EmotiTrack is a real-time emotion detection system that uses OpenCV and deep learning to analyze facial expressions and detect emotions. This project is designed to interpret human emotions such as happiness, sadness, anger, surprise, and more through facial expression recognition. It can be applied in various domains like mental health analysis, customer feedback, and human-computer interaction.
- Real-Time Emotion Detection: Captures and analyzes emotions from live camera feed or pre-recorded videos.
- Emotion Categories: Detects emotions such as Happy, Sad, Angry, Neutral, and Surprise.
- Pretrained Models: Utilizes deep learning models trained on datasets like FER2013.
- User-Friendly Interface: Easy-to-use interface for running the system and viewing results.
Ensure you have the following installed:
- Python (>=3.7)
- pip (Python package manager)
- Clone the repository:
git clone https://github.com/yourusername/EmotiTrack.git cd EmotiTrack - Create a virtual environment (optional but recommended):
python -m venv env source env/bin/activate # On Windows: env\Scripts\activate
- Install the required dependencies:
pip install -r requirements.txt
-
Face Detection:
- Uses OpenCV's Haar cascades or Dlib to detect faces in an image or video feed.
-
Emotion Classification:
- A pretrained deep learning model (e.g., CNN) analyzes facial features and classifies the detected emotion.
-
Visualization:
- Detected emotions are displayed in real time on the video feed with bounding boxes around the face.
- Open your terminal and navigate to the project directory.

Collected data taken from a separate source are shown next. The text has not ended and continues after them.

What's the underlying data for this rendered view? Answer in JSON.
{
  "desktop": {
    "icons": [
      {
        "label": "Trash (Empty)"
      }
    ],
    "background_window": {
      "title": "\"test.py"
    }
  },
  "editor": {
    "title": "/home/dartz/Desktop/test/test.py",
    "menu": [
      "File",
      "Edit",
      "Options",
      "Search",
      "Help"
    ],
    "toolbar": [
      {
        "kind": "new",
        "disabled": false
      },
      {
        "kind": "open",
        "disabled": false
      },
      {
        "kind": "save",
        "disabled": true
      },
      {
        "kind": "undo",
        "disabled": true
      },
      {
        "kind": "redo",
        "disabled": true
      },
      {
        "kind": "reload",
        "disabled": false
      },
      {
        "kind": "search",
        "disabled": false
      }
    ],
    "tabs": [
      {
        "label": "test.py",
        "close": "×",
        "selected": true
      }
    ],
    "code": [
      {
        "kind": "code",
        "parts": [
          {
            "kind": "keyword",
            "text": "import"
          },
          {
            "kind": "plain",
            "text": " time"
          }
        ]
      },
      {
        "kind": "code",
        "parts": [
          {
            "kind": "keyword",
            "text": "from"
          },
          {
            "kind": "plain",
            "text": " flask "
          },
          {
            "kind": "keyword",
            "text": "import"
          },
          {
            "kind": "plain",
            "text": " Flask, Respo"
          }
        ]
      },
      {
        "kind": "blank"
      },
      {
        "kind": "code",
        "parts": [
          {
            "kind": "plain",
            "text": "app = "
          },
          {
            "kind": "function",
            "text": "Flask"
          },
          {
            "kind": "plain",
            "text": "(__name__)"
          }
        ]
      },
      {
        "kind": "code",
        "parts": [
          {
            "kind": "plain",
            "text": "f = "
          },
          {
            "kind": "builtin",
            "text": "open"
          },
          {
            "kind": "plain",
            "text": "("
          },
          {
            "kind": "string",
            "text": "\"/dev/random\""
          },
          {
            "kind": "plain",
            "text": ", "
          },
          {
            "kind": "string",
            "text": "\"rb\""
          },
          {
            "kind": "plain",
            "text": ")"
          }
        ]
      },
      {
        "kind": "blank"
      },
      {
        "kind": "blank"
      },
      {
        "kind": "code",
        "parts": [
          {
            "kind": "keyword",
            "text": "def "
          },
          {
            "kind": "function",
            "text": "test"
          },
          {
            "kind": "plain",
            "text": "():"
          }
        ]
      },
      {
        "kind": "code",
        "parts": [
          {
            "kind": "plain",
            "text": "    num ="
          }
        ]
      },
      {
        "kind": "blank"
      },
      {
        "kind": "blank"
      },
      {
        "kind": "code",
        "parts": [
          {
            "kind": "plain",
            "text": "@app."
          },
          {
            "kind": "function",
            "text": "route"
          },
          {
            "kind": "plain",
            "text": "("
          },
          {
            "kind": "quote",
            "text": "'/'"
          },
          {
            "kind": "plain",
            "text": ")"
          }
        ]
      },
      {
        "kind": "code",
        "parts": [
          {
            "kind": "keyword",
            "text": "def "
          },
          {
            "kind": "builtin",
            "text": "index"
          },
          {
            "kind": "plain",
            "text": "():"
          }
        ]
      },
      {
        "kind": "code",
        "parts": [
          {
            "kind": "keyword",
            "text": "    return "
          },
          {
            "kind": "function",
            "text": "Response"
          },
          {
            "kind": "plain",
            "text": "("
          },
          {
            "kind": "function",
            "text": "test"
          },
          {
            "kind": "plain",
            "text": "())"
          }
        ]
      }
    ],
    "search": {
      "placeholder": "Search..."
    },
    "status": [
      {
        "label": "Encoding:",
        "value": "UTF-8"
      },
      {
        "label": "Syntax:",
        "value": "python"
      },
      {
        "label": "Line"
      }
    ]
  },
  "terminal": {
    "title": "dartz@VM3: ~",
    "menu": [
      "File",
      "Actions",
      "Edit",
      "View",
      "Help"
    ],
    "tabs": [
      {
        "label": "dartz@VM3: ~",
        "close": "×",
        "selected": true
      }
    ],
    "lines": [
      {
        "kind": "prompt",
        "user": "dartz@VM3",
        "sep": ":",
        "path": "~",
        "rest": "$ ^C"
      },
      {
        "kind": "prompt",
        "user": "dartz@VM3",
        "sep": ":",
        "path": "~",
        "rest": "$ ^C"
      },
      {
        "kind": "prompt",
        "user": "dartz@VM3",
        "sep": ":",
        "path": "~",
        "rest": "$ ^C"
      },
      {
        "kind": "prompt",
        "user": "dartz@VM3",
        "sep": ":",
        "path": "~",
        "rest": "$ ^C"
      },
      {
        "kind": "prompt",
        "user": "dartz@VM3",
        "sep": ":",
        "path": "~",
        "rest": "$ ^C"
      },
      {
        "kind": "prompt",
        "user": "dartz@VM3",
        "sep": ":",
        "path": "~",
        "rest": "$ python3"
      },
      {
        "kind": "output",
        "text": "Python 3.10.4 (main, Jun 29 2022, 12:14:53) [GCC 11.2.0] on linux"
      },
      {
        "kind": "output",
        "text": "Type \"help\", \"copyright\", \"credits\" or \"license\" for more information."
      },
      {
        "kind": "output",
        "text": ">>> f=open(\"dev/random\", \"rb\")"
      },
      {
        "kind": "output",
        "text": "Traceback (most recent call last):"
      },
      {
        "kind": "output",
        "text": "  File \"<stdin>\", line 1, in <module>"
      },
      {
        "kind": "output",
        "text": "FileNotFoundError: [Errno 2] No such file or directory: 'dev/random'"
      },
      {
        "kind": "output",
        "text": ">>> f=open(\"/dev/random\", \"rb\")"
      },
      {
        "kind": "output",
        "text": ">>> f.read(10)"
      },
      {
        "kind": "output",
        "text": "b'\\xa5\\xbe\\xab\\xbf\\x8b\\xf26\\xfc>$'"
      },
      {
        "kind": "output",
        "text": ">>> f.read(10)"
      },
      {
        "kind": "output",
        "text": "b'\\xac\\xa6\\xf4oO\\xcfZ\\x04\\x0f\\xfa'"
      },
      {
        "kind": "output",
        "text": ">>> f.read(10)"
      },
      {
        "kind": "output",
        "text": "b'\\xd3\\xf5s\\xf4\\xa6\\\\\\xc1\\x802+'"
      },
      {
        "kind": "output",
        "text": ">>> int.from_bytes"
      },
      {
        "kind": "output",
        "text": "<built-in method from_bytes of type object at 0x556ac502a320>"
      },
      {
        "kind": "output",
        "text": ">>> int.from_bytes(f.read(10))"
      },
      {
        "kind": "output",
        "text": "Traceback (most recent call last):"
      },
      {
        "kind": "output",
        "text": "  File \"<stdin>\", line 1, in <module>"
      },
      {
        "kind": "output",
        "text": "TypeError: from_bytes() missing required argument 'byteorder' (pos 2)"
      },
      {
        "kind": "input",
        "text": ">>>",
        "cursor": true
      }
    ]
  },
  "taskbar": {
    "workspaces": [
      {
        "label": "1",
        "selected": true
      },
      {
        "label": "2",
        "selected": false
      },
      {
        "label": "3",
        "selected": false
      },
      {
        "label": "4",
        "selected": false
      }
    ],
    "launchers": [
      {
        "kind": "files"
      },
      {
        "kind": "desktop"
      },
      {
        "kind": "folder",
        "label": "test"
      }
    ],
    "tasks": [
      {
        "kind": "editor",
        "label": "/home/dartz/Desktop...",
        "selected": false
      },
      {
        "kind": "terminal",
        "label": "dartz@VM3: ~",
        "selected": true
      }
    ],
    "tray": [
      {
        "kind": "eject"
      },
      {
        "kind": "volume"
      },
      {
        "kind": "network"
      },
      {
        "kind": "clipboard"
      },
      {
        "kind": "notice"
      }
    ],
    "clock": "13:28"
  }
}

- Run the following command:
python emotitrack.py
- Follow the on-screen instructions to use your webcam or load a video file.
To run the detector on a sample video file:
python emotitrack.py --video path/to/video.mp4To use the webcam for real-time emotion detection:
python emotitrack.py --live- Programming Language: Python
- Computer Vision Library: OpenCV
- Deep Learning Framework: TensorFlow/Keras
- Pretrained Models: FER2013-based CNN
- Visualization: Matplotlib for plotting results
The model is trained on the FER2013 dataset, which contains 35,887 grayscale images of facial expressions categorized into 7 emotions:
- Happy
- Sad
- Angry
- Neutral
- Fear
- Disgust
- Surprise
- Accuracy: Achieved 78% accuracy on the validation dataset.
- Performance: Real-time emotion detection at ~30 FPS (frames per second) on a standard webcam.
- Add support for multi-face detection and emotion recognition.
- Expand emotion categories to include more complex emotions.
- Integrate with APIs for sentiment analysis and mental health insights.
- Develop a mobile-friendly version.